La dueña del establecimiento brillaba por su ausencia. Fue recibida Benina por la encargada, y por un hombre llamado Prieto, que disfrutaba de toda la confianza de aquella, y llevaba la contabilidad del alquiler diario de camas. No tuvo la anciana más remedio que esperar, pues aquel par de congrios carecían de facultades para resolverle el problema que tan atrozmente la inquietaba. Hablando, hablando, del negocio de dormir (el año iba muy malo, y cada noche dormía menos gente, y los micos menudeaban), ocurriole a Benina preguntar por Frasquito Ponte; a lo que respondió Prieto que la noche anterior se habían visto en el caso de no admitirle porque era deudor ya de siete camas, y no había dado nada a cuenta.

«¡Pobre señor!—dijo Benina—; habrá dormido al raso… Es un dolor… a sus años… Mejorando lo presente, es más viejo que la Cuesta de la Vega».

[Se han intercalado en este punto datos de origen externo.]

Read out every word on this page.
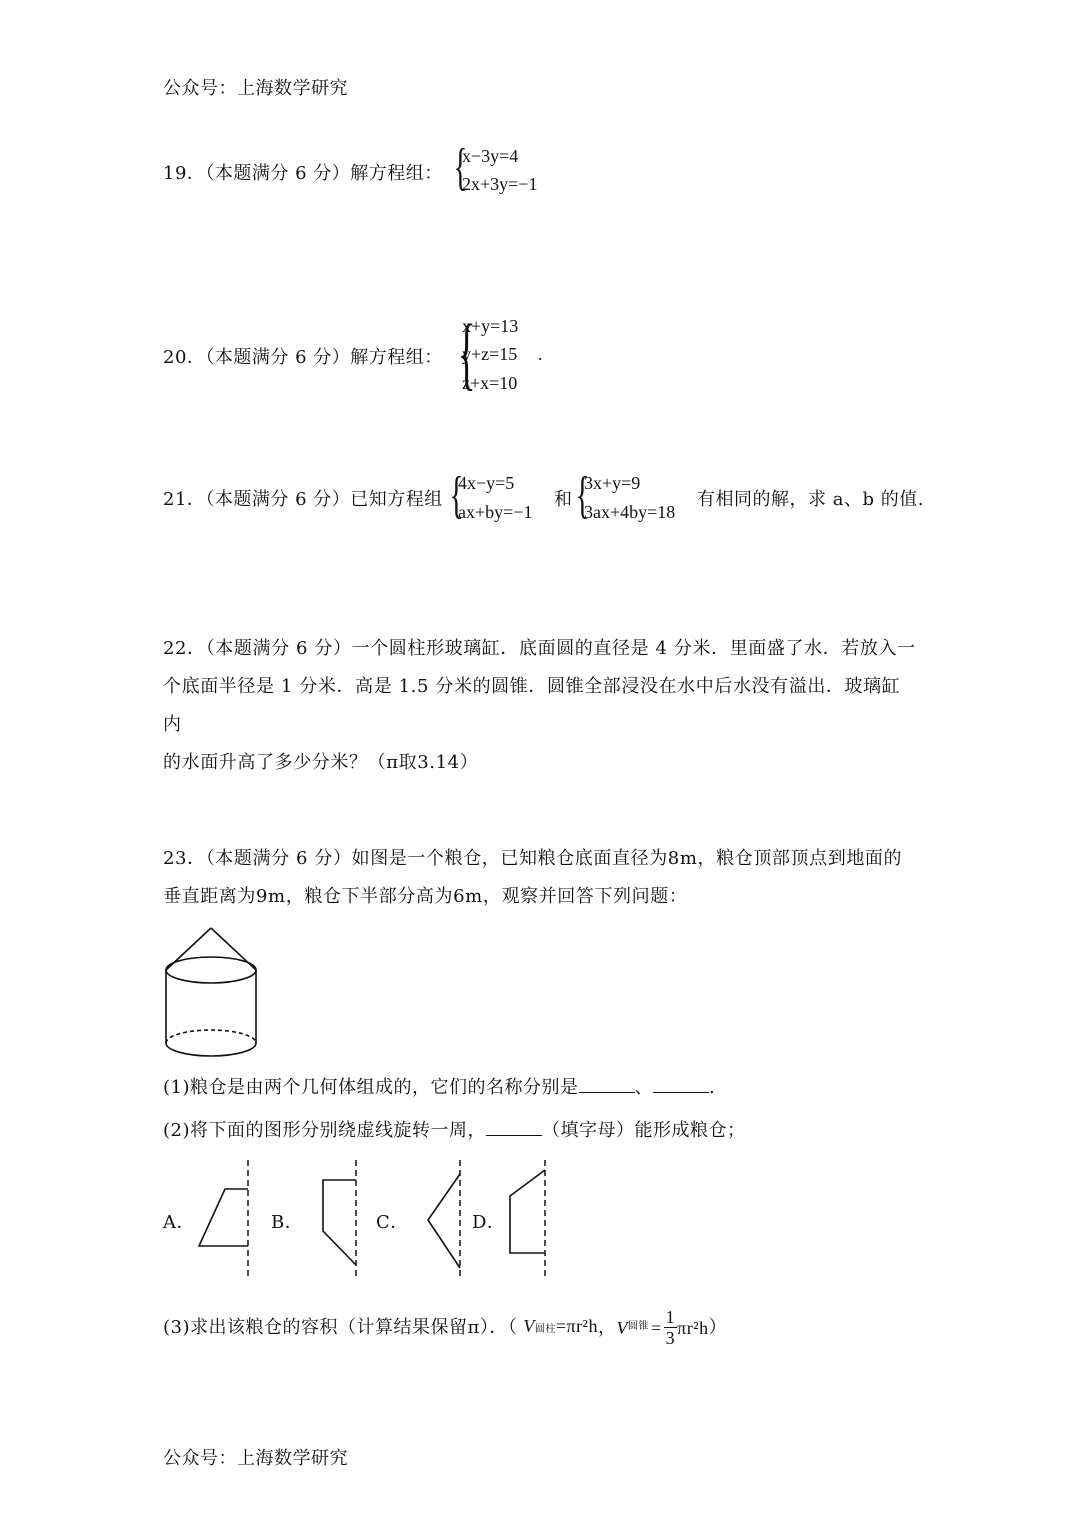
公众号：上海数学研究
19．（本题满分 6 分）解方程组： {
x−3y=4
2x+3y=−1
20．（本题满分 6 分）解方程组： {
x+y=13
y+z=15 .
z+x=10
21．（本题满分 6 分）已知方程组 {
4x−y=5
ax+by=−1
和 {
3x+y=9
3ax+4by=18
有相同的解，求 a、b 的值.
22．（本题满分 6 分）一个圆柱形玻璃缸．底面圆的直径是 4 分米．里面盛了水．若放入一
个底面半径是 1 分米．高是 1.5 分米的圆锥．圆锥全部浸没在水中后水没有溢出．玻璃缸内
的水面升高了多少分米？（π取3.14）
23．（本题满分 6 分）如图是一个粮仓，已知粮仓底面直径为8m，粮仓顶部顶点到地面的
垂直距离为9m，粮仓下半部分高为6m，观察并回答下列问题：
(1)粮仓是由两个几何体组成的，它们的名称分别是	、	.
(2)将下面的图形分别绕虚线旋转一周，	（填字母）能形成粮仓；
A．	B．	C．	D．
(3)求出该粮仓的容积（计算结果保留π）．（ V圆柱=πr²h ， V 圆锥 = $\frac{1}{3} \pi r^2h$ ）
公众号：上海数学研究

Refirió la encargada que no sabiendo Don Frasquito dónde meterse, había conseguido ser albergado en la casa del Comadreja, calle de Mediodía Chica, dos pasos de allí. Por más señas, había corrido la noticia de que estaba enfermo. Al oír esto, olvidósele repentinamente a Benina el objeto principal que a tal sitio la llevara, y no pensó más que en averiguar qué había sido del desamparado Frasquito. Tiempo tenía de dar un salto a la casa del Comadreja, y volver a punto que regresase a su domicilio la Doña Bernarda. Dicho y hecho. Un momento después, entraba la diligente anciana en la fementida tabernuca que da la cara al público en el establecimiento citado, y lo primero que allí vio fue la abominable estampa de Luquitas, el esposo de Obdulia, que con otros perdidos y dos o tres mujeres zarrapastrosas, jugaba a las cartas en una sucia mesilla circular, entre copas de Cariñena y Pardillo. En el momento de entrar Benina, acababan un juego, y antes de echar otra mano, el hijo de Doña Paca tiró sobre la mesa los asquerosos naipes, que en mugre competían con las manos de los jugadores; se levantó tambaleándose, y con media lengua y finura desconcertada, de la que suelen emplear los borrachos, ofreció a la criada de su suegra un vaso de vino. «Quite allá, señorito, yo ya he bebido… Se agradece…»—dijo la anciana, rechazando el vaso.

Pero tan pesado se puso el señorito, y con tal insistencia le coreaban los demás pidiendo que bebiese la señora, que esta tuvo miedo, y tomó la mitad del contenido del vaso pegajoso. No quería ponerse a mal con aquella gentuza, por lo que pudiera tronar, y sin perder tiempo ni meterse en dimes y diretes con el vicioso Luquitas, por el abandono en que a su mujer tenía, se fue derecha a su objeto: «¿Y no está por aquí la Pitusa?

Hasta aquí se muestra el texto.